Another great class…
I love Shakespeare, so it was up my alley to read the scene where Romeo and Juliet meet one another and he persuades her to kiss him. What was hard was being in a group of 3 and at least 2 people having very different ideas about what our task was in “rewriting” the scene for kids. I think there was a difference of opinion as to whether it had to be super realistic or something updated and funny for kids today. The collaborative process can something get slogged down. But that’s okay. One pair did the rewrite brilliantly. I think the exercise was brilliant and could be modified for any type of reading, although the task we had initially to read the scene and figure out what was going on didn’t seem to have as much scaffolding as other activities we’ve done.

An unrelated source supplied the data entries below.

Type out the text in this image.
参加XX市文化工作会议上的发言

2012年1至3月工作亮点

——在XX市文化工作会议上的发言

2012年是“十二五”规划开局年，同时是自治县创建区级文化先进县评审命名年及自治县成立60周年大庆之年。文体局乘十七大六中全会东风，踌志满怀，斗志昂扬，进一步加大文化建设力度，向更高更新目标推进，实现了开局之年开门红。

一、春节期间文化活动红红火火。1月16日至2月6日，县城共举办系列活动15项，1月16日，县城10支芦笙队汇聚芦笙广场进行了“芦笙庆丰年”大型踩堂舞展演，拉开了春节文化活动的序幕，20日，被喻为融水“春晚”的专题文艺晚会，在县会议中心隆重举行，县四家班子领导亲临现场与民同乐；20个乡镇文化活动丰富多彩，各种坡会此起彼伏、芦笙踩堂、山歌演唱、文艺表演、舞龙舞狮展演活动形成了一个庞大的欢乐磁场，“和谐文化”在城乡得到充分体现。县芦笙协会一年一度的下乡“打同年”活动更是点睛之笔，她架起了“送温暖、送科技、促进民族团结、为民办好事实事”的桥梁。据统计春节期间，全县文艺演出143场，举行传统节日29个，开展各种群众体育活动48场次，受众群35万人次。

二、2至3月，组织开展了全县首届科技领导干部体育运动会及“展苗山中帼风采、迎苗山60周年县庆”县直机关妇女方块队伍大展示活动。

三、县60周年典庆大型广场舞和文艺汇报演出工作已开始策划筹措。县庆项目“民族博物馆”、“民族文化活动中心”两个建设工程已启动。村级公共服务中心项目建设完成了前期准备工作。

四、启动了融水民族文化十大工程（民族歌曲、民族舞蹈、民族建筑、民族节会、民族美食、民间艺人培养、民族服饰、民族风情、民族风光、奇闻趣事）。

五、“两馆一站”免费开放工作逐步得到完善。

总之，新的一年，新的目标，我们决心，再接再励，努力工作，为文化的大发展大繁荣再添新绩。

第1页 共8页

Lately I prefer having students read a text, then go back and unpack it, do background and vocabulary, etc., and then read it again and see if it came to life. I like the contrast it provides to do a cold reading and then go back. I also like doing that and then reading some information text about the literary text. That was effective. Challenging students to find out what was authentic in a movie scene was very relevant to today’s students.

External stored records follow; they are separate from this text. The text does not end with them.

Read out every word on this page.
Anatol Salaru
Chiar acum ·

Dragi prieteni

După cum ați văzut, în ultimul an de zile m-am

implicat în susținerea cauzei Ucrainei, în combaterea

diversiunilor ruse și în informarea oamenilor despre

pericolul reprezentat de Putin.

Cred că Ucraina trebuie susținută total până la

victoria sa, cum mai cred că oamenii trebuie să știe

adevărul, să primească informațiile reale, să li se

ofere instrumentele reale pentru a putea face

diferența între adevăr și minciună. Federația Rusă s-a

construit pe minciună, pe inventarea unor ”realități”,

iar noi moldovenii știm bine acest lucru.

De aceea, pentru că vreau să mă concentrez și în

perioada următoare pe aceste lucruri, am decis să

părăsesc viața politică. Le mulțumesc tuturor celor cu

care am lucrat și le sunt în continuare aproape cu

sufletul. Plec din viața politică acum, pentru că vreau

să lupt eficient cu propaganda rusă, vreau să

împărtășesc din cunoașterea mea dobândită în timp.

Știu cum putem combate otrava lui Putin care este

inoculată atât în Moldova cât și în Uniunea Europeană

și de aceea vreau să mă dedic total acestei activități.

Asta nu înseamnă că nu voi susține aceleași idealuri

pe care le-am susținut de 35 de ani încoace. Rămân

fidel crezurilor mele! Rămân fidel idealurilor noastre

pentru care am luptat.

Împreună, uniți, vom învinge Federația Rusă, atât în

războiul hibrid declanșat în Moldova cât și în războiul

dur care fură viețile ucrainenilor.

The exercise on making a peanut butter and jelly sandwich was a good example of what can happen when directions are not clear. It does take effort to break down directions. I still do everything that was pointed out to us when I get directions for assignments. I underline key words, I number the steps (if they are not numbered). I break everything down so that I can make sure I do each step or contain in a project or paper all the things I am supposed to.
What will I use from today’s lesson: 1) Don’t use Round Robin and put students on the spot; 2) be clear when giving directions but also help them, maybe more importantly, learn how to break down directions themselves; 3) try cold reading, then unpacking what it means, learning background, and then reading again.